Le contó a Fazio los detalles de la cinta que había visto. Después le dijo que, como no tenía café en casa, a las cuatro de la madrugada se había levantado y se había ido al bar del puerto.

– ¿Y eso qué tiene que ver? -preguntó Fazio.

– Vaya si tiene. Había aparcado el coche junto a dos postes que sostenían el letrero de una obra donde figura el nombre de la empresa constructora, el permiso de obras y todo lo demás, ¿sabes?

– Sí, señor, ¿y qué?

– En la cinta de las llamadas «desgracias» esos datos no constaban. Tienes que facilitármelos tú. -Sacó una hoja del bolsillo y se la entregó a Fazio-. Aquí he anotado los lugares donde ocurrieron los accidentes y los nombres de las víctimas. Quiero saberlo todo, los nombres de las empresas constructoras y de los que encargaron las obras, el número de los permisos… ¿Me he explicado bien?

– Sí, pero ¿para qué lo quiere?

– Quiero ver si tienen algún punto en común.

– Uno sí tienen -dijo Fazio.

– ¿Cuál?

– La muerte.

En ese momento la puerta del despacho se abrió violentamente, pero en lugar de golpear contra la pared, golpeó contra un montón de papeles para firmar que Fazio había depositado en el suelo y rebotó con la misma violencia tratando de cerrarse de nuevo, aunque no lo consiguió porque en su trayectoria encontró un obstáculo: el rostro de Catarella, el cual soltó una especie de agudo relincho mientras se cubría la cara con una mano.

– ¡Virgen santiiiísima! ¡Se me ha chafado la nariz! -Pero ¿qué era aquello? ¿Una comisaría?

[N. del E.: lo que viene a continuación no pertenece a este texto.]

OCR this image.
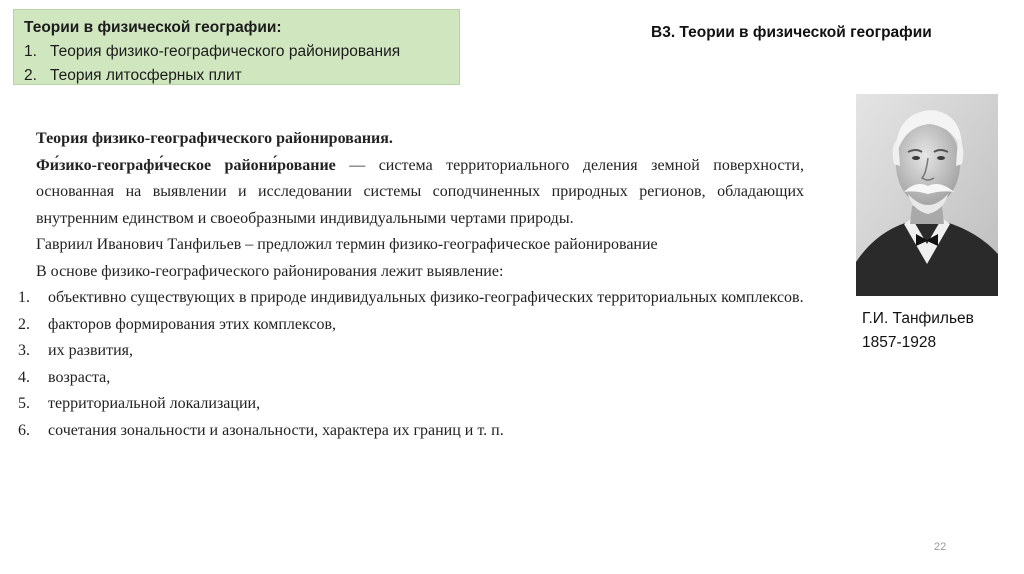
Теории в физической географии:
1. Теория физико-географического районирования
2. Теория литосферных плит
В3. Теории в физической географии
Теория физико-географического районирования.
Фи́зико-географи́ческое райони́рование — система территориального деления земной поверхности, основанная на выявлении и исследовании системы соподчиненных природных регионов, обладающих внутренним единством и своеобразными индивидуальными чертами природы.
Гавриил Иванович Танфильев – предложил термин физико-географическое районирование
В основе физико-географического районирования лежит выявление:
1.	объективно существующих в природе индивидуальных физико-географических территориальных комплексов.
2.	факторов формирования этих комплексов,
3.	их развития,
4.	возраста,
5.	территориальной локализации,
6.	сочетания зональности и азональности, характера их границ и т. п.
Г.И. Танфильев
1857-1928
22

Aquello parecía más bien un laboratorio de gags cinematográficos que Charlot hubiera envidiado. Montalbano esperó con la paciencia de un santo a que Catarella se taponara la nariz chafada con un pañuelo-. Dottori, pido perdón, pero ha llegado un comandante de los carabineros que quiere hablar con usted en persona personalmente. Dice que se llama Verruso.

¿Verruso? ¿No era ése el nombre del comandante encargado de investigar la muerte de Puka? ¿Qué coño querría?

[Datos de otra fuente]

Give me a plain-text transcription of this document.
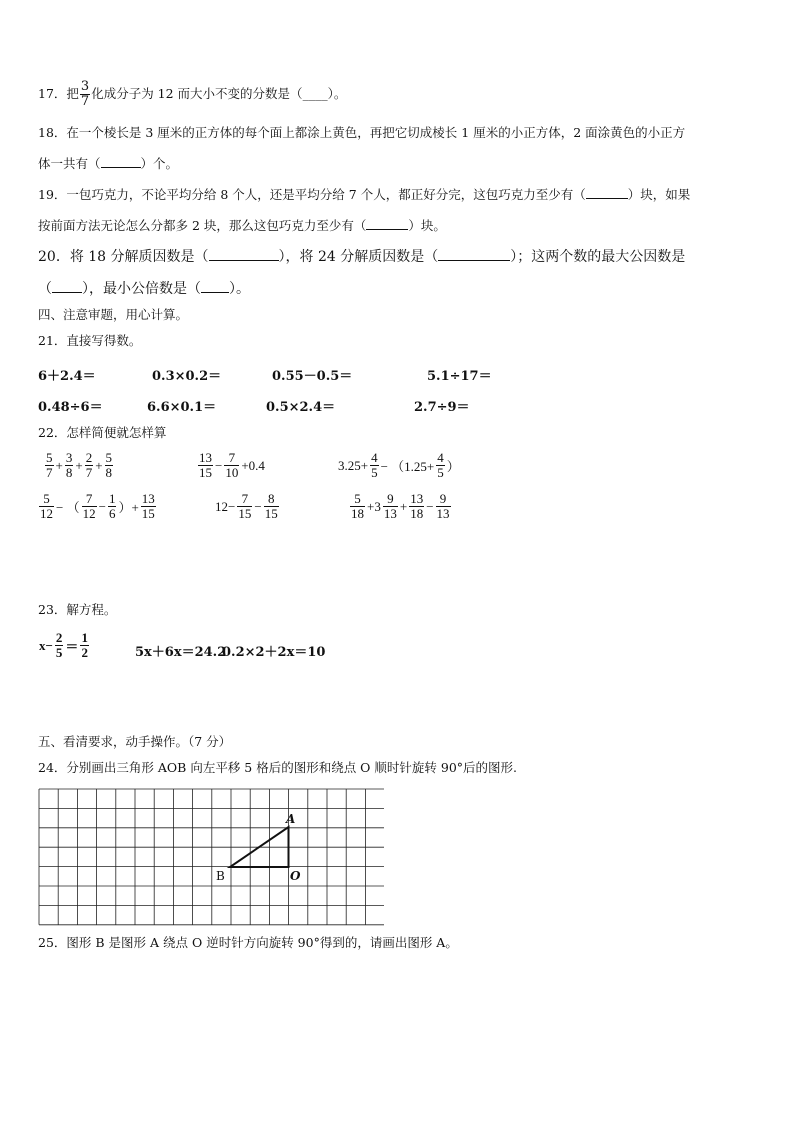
17．把 $\frac{3}{7}$ 化成分子为 12 而大小不变的分数是（____）。
18．在一个棱长是 3 厘米的正方体的每个面上都涂上黄色，再把它切成棱长 1 厘米的小正方体，2 面涂黄色的小正方
体一共有（	）个。
19．一包巧克力，不论平均分给 8 个人，还是平均分给 7 个人，都正好分完，这包巧克力至少有（	）块，如果
按前面方法无论怎么分都多 2 块，那么这包巧克力至少有（	）块。
20．将 18 分解质因数是（	），将 24 分解质因数是（	）；这两个数的最大公因数是
（ ），最小公倍数是（ ）。
四、注意审题，用心计算。
21．直接写得数。
6＋2.4＝	0.3×0.2＝	0.55－0.5＝	5.1÷17＝
0.48÷6＝	6.6×0.1＝	0.5×2.4＝	2.7÷9＝
22．怎样简便就怎样算
$\frac{5}{7} + \frac{3}{8} + \frac{2}{7} + \frac{5}{8}$	$\frac{13}{15} - \frac{7}{10} +0.4$	$3.25+ \frac{4}{5} - (1.25+ \frac{4}{5}$ ）
$\frac{5}{12}$ − （ $\frac{7}{12} - \frac{1}{6}$ ）+ $\frac{13}{15}$	$12- \frac{7}{15} - \frac{8}{15}$	$\frac{5}{18} +3 \frac{9}{13} + \frac{13}{18} - \frac{9}{13}$
23．解方程。
$x- \frac{2}{5} = \frac{1}{2}$	5x＋6x＝24.2
0.2×2＋2x＝10
五、看清要求，动手操作。（7 分）
24．分别画出三角形 AOB 向左平移 5 格后的图形和绕点 O 顺时针旋转 90°后的图形.
A
B	O
25．图形 B 是图形 A 绕点 O 逆时针方向旋转 90°得到的，请画出图形 A。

– Dile que no estoy. -Pero inmediatamente se arrepintió-. No, Catarè, hazlo pasar.

El comandante, vestido de uniforme y con la gorra bajo el brazo izquierdo, apareció en la puerta con el brazo derecho extendido.

– Ah, ¿es usted?

El comisario, que se incorporaba para saludar, se quedó paralizado a medio camino con el brazo derecho extendido. El comandante era la misma persona que le había echado un rapapolvo en Montelusa por la cuestión del teléfono. Y también era el mismo -aunque eso Verruso no lo sabía- que se le había aparecido en sueños y lo había despertado mientras hacía el amor con Livia.

Después el fotograma congelado volvió a cobrar vida. Montalbano rodeó el escritorio, el comandante avanzó cuatro pasos y finalmente sus manos se estrecharon. Ambos esbozaron una sonrisa tan falsa como un Rolex fabricado en Nápoles.

Se sentaron.

– ¿Le apetece beber algo?

– No. -Transcurrieron diez segundos largos antes de que el visitante añadiera-: Gracias. -¡Madre mía, qué soso era aquel hombre! Montalbano decidió no hacer preguntas y que el otro se las arreglara como pudiera para empezar la conversación-. Disculpe, dottore, pero ¿está usted investigando sobre Pashko Puka?

– ¿Sobre quién?

Se felicitó a sí mismo, la expresión de asombro le había salido francamente bien. Aunque tal vez fuera un error, pues el comandante lo miró y pasó al ataque directo.

– Señor comisario, se lo ruego. He hablado con el doctor Pasquano, el cual me ha informado, como era su deber, de que usted fue a visitarlo, le pidió los resultados de la autopsia y le dijo también que, a lo mejor, Puka estaba implicado en asuntos de robos.